Güncelleme Tarihi:
Türkiye’nin ‘yüzen şehir’ konusunda uzman ilk mimarlarını yetiştiren Yaşar Üniversitesi Yüksek Lisans Programı kapsamında öğrenciler Urla için yüzen şehir projesi gerçekleştirdi. İncirli, Pırnarlı, Akça ve Yassıca adalarının konumu itibariyle İzmir’de yüzen şehir mimarisine en uygun yerleşim alanlarından biri olduğunu tespit eden öğrenciler alanın tsunami, depremsellik, rüzgar gibi risk analizlerini de belirledi. Ortaya 500-700 bin metrekare arasında değişen ve 30 bin kişi için tasarlanan 7 farklı farklı yüzen yapı projesi çıktı. Projede 10 kata kadar yükselen konutlar, yat ve marina merkezleri, tarla alanları yer aldı. Cemre Uğurlu tarafından hazırlanan ve ’Organik Deniz Şehri’ ismi verilen proje ise Çin’in Pekin şehrinde gerçekleştirilen WCCI 2014 Kongresi’nde (World Congress on Computational Intelligence) sunuldu ve büyük ilgi gördü.

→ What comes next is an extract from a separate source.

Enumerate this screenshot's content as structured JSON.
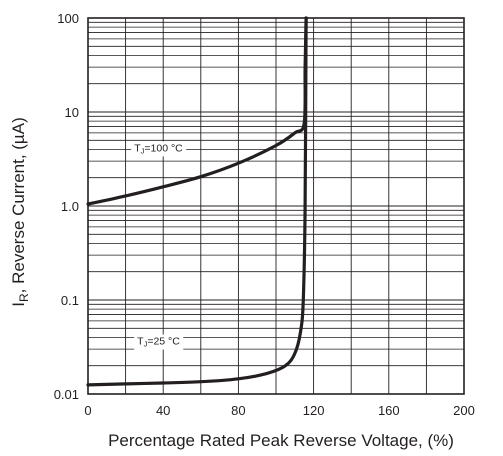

Denizler yeni yaşam alanları olacak
Doğal afetlerde yaşanan artış nedeniyle geliştirilen yüzen şehir mimarisinin İzmir gibi deniz kıyısında yer alan şehirler için kaçınılmaz olduğunu belirten Yaşar Üniversitesi Mimarlık Fakültesi Dekanı Prof. Dr. Sevil Sarıyıldız, "Doğal afetlerde yaşanan artış nedeniyle tüm dünyada şehirlere yakın denizlerde alternatif yaşam ortamları oluşturulması planlanıyor. Yüzen şehirler dersi de sürdürülebilir deniz yerleşimleri fikrini ortaya koyan ve bunun teknolojisini öğreten bir ders. Öğrencilerimiz de bu veriler ışığında Urla adalar bölgesinde saha araştırması yaparak bölge için alternatif bir yaşam alanı oluşturdular. Derinlik, rüzgar, dalga boyu, dalga genişliği gibi girdileri kullanarak çevre dostu bir yaşam alanını ortaya çıkardılar" dedi.
Neler tasarladılar
Tasarladığı Organik Deniz Şehri ile ilgili bilgi veren Cemre Uğurlu, "Çoğunlukla denizcilik aktivitelerinin yer aldığı organik yapıya sahip bir şehir planladım. Denize zarar vermeden denizin her türlü imkanlarından faydalanılmasını sağladım. Dört ada arasına ev alanları, marina ve yat merkezi yerleştirdim. Evleri daha korunaklı olması için az rüzgar alan bölgeye ve deniz trafiğinden uzak bir alana yerleştirdim" dedi.
Kendi Kendine Yetebilen Mahalleler tasarlayan Ayça Kırımtat da projesiyle ilgili şu bilgileri verdi:
"Kendi yiyeceğini ve elektriğini sağlayan bir şehir tasarladım. İnsanların çevre için temas halinde olmalarını sağlamak amacıyla araba ve otobüs sayısını sınırlı tuttum. Şehrin tüm sakinlerinin denizle eşit oranda temas halinde olmaları için de konutları buna göre tasarladım."